A husband came home one night and saw his wife crying. He said, "What’s wrong?" She said, "I’m homesick." He said, "This is your home." And she said, "Yes, and I’m sick of it."

 

Double fun

One day a man found an odd lamp and rubbed it. From inside came a genie that told him he would get three wishes, but whatever he wishes for, his neighbour gets the double of what he gets.

"What would you like for your first wish?" asked the genie.

"I want $ 1 billion," replies the man. "Remember," says the genie, "your neighbour gets the double of what you get." "I know," replied the man.

The man then chooses his second wish, "I wish I had a brand new sports car." So he gets his second wish and he’s very content. "Your neighbour gets double what you get, now what would you like for your third wish?" asks the genie. The man ponders for a moment, then answers, "I wish to be beaten half to death."

 

Blonde brilliance

Three blondes enter a bar and order champagne. The corks are popped, the glasses are filled and they begin toasting and chanting, "51 days, 51 days, 51 days." The bartender can’t contain his curiosity, so he asks one of the blondes, "What’s all the chanting about?
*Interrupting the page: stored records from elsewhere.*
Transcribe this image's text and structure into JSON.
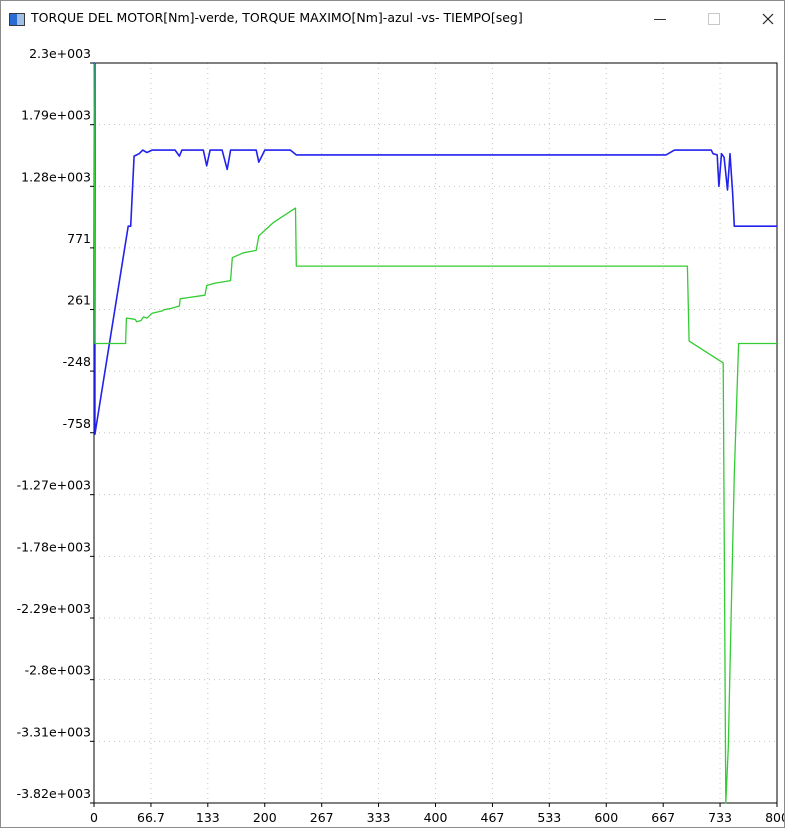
{
  "window": {
    "title": "TORQUE DEL MOTOR[Nm]-verde, TORQUE MAXIMO[Nm]-azul -vs- TIEMPO[seg]",
    "minimize_icon": "minimize-icon",
    "maximize_icon": "maximize-icon",
    "close_icon": "close-icon"
  },
  "chart_data": {
    "type": "line",
    "xlabel": "",
    "ylabel": "",
    "xlim": [
      0,
      800
    ],
    "ylim": [
      -3820,
      2300
    ],
    "x_tick_labels": [
      "0",
      "66.7",
      "133",
      "200",
      "267",
      "333",
      "400",
      "467",
      "533",
      "600",
      "667",
      "733",
      "800"
    ],
    "x_tick_values": [
      0,
      66.7,
      133.3,
      200,
      266.7,
      333.3,
      400,
      466.7,
      533.3,
      600,
      666.7,
      733.3,
      800
    ],
    "y_tick_labels": [
      "2.3e+003",
      "1.79e+003",
      "1.28e+003",
      "771",
      "261",
      "-248",
      "-758",
      "-1.27e+003",
      "-1.78e+003",
      "-2.29e+003",
      "-2.8e+003",
      "-3.31e+003",
      "-3.82e+003"
    ],
    "y_tick_values": [
      2300,
      1790,
      1280,
      771,
      261,
      -248,
      -758,
      -1270,
      -1780,
      -2290,
      -2800,
      -3310,
      -3820
    ],
    "grid": true,
    "series": [
      {
        "name": "TORQUE MAXIMO[Nm]",
        "color": "#2222ee",
        "x": [
          0,
          1,
          1,
          40,
          43,
          47,
          50,
          53,
          57,
          62,
          68,
          80,
          95,
          100,
          103,
          106,
          110,
          128,
          132,
          136,
          140,
          150,
          156,
          160,
          175,
          185,
          190,
          193,
          200,
          230,
          237,
          670,
          680,
          688,
          695,
          700,
          705,
          710,
          718,
          720,
          723,
          725,
          730,
          732,
          735,
          738,
          742,
          745,
          748,
          750,
          800
        ],
        "y": [
          2300,
          2300,
          -770,
          950,
          950,
          1530,
          1540,
          1550,
          1580,
          1560,
          1580,
          1580,
          1580,
          1530,
          1580,
          1580,
          1580,
          1580,
          1450,
          1580,
          1580,
          1580,
          1420,
          1580,
          1580,
          1580,
          1580,
          1480,
          1580,
          1580,
          1540,
          1540,
          1580,
          1580,
          1580,
          1580,
          1580,
          1580,
          1580,
          1580,
          1580,
          1550,
          1540,
          1280,
          1550,
          1520,
          1250,
          1550,
          1230,
          950,
          950
        ]
      },
      {
        "name": "TORQUE DEL MOTOR[Nm]",
        "color": "#33cc33",
        "x": [
          0,
          1,
          37,
          38,
          48,
          50,
          55,
          58,
          62,
          65,
          68,
          80,
          82,
          90,
          100,
          101,
          110,
          130,
          132,
          142,
          160,
          162,
          175,
          190,
          193,
          210,
          236,
          237,
          695,
          697,
          737,
          740,
          743,
          745,
          750,
          755,
          760,
          800
        ],
        "y": [
          2300,
          -20,
          -20,
          190,
          180,
          160,
          170,
          200,
          190,
          210,
          230,
          250,
          260,
          270,
          290,
          350,
          360,
          380,
          460,
          480,
          500,
          690,
          730,
          750,
          870,
          980,
          1100,
          620,
          620,
          0,
          -180,
          -3820,
          -3360,
          -2700,
          -1100,
          -20,
          -20,
          -20
        ]
      }
    ]
  }
}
She said, "Everyone thinks that blondes are dumb. So, we decided to set the record straight. We bought a puzzle and on one side of the box it was written "two-to-four years", but we put it together in 51 days."

 

Friend indeed

Two men were walking through the woods when a large bear came 50 feet in front of them. The first man dropped his backpack and dug out a pair of running shoes, then, began to furiously attempt to lace them up as the bear slowly approached them. The second man looked at the first, confused, and said, "What are you doing? Running shoes aren’t going to help, you can’t outrun that bear." "I don’t need to," said the first man, "I just need to outrun you."